Wednesday, August 27, 2014

On Vacation: Paintings


I did these two painting while on vacation. The one above is from Miami. It's the view from a tram. No idea what building it is, I just thought it was very pretty. The painting below was done in Manarola, Italy in Cinque Terre. I was sitting in the middle of an adjacent terraced vineyard and did a quick watercolor.
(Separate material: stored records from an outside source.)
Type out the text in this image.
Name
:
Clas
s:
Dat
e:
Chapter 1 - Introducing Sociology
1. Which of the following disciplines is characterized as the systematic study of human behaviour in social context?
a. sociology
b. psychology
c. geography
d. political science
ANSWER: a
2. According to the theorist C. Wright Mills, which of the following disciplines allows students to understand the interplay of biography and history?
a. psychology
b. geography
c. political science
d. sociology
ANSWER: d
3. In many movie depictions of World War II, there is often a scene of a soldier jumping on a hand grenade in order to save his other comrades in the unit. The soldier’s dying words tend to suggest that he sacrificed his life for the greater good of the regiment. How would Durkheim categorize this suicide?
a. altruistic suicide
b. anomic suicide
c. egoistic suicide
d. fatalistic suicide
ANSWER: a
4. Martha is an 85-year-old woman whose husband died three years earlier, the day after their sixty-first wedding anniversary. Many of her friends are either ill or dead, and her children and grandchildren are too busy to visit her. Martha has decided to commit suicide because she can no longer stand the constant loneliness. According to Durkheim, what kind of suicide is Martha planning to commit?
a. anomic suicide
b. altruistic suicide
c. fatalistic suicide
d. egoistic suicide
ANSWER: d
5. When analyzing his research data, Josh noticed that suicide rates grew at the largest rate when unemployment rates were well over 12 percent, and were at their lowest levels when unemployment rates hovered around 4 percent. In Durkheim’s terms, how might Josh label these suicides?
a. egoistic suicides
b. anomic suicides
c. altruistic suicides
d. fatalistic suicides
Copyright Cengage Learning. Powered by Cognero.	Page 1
That was definitely one of the more beautiful and memorable travel moments I've had.

Monday, August 25, 2014

Vacation: Painting



Okay, I didn't get too weird. It's so hard to do something other than the norm. I love clean lines, color, and bleeding edges. But, I did add pattern which is something I never do and that pattern is plaid which is even more rare. I'd like to think of this experiment as a vacation from my usual way of painting/ drawing. This should make for an interesting week. Maybe I'll even learn something.

Tuesday, February 19, 2013

The Rose



Jay DeFeo's incredible painting, The Rose is one of my favorites. It's a painting and a sculpture. The paint is so thick, she carved and cut into it. It went through many changes and evolved from a flat plane to the sculptural landscape it is now.

She spent 8 years working on it; allowing it to go through its own evolution. Apparently, she had a T.V and a radio on while she was painting in order to ingest information so she could translate it into the painting. I love that idea of having to input in order to output.